09 March 2009
ByAppeared in BioNews 498
Scientists at the Whitehead institute for Biomedical Research in Massachusetts have successfully transformed human skins cells into stem cells that could be used to study and find treatments for Parkinson's disease. At the same time they removed the viruses usually used in the process, thereby minimising the risk of cancer. The findings are published in the 6 March edition of the journal Cell.
The Whitehead team used a virus to transfer specific genes into the DNA of skin cells from people with Parkinson's. The genes caused the adult cells to reprogram as induced pluripotent stem (iPS) cells, which can divide into any cell of the human body. They then used an enzyme to trim out the genetic material from the virus, which has been linked to an increased risk of cancer.
Since 2006 scientists have been reprogramming adult cells into iPS cells using viruses to transfer genes into the cells' DNA. But this study marks the first time researchers have successfully removed the reprogramming genes with the iPS cells retaining their embryonic stem cell-like properties.

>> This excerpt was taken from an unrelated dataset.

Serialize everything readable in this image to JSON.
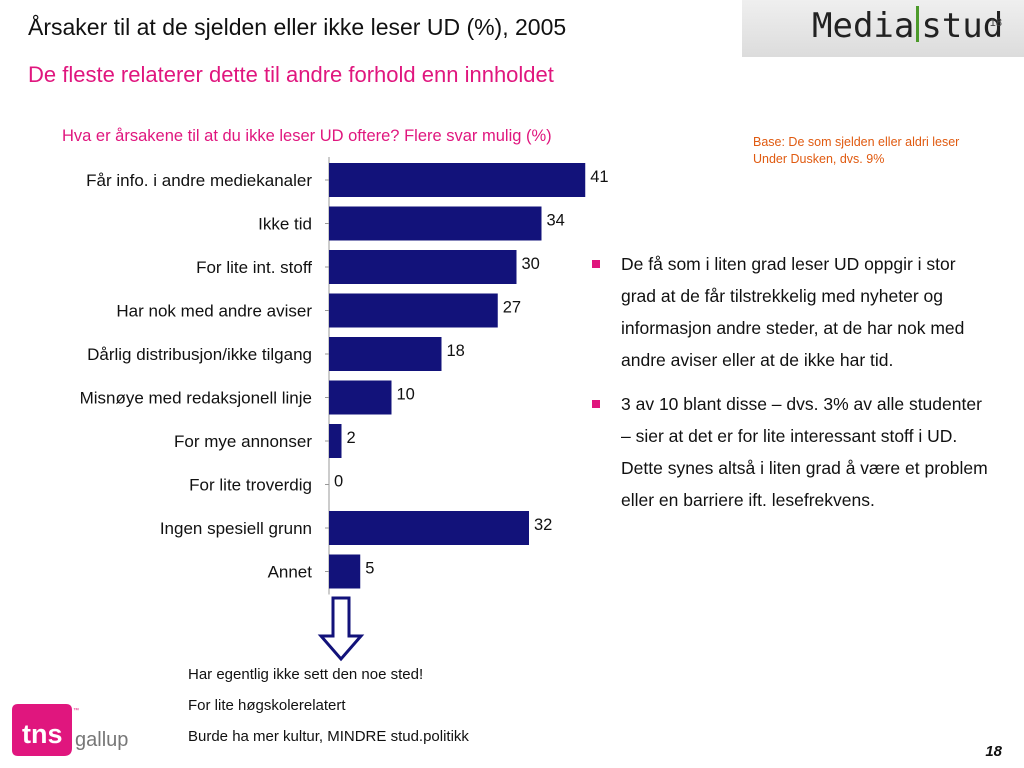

The Whitehead team then used the iPS cells to derive specialised neurons that release dopamine. This chemical helps people perform smooth and coordinated movements and is lacking in people with Parkinson's because the neurons that produce it are depleted. The dopamine-releasing neurons may be used to study the disease, screen for new drugs and eventually they could lead to the creation of cellular therapies.
Dr Rudolf Jaenisch, Professor of Biology at the Whitehead Institute, said: 'Other labs have reprogrammed mouse cells and removed the reprogramming genes, but it was incredibly inefficient, and they couldn't get it to work in human cells... We have done it much more efficiently, in human cells, and made reprogrammed, gene-free cells'.
Although the initial results show great potential, Jaenisch acknowledges that there is lots more work to be done: 'The next step is to use these iPS-derived cells as disease models, and that's a high bar, a real challenge', he said.
This discovery comes in the same week as researchers found a way of ferrying genes into human cells without the use of a virus. Two teams from the University of Toronto and the Medical Research Council Centre for Regenerative Medicine at the University of Edinburgh used a technique called electroporation to insert genes into cells through pores. The genes were later removed making the cells entirely free of foreign DNA.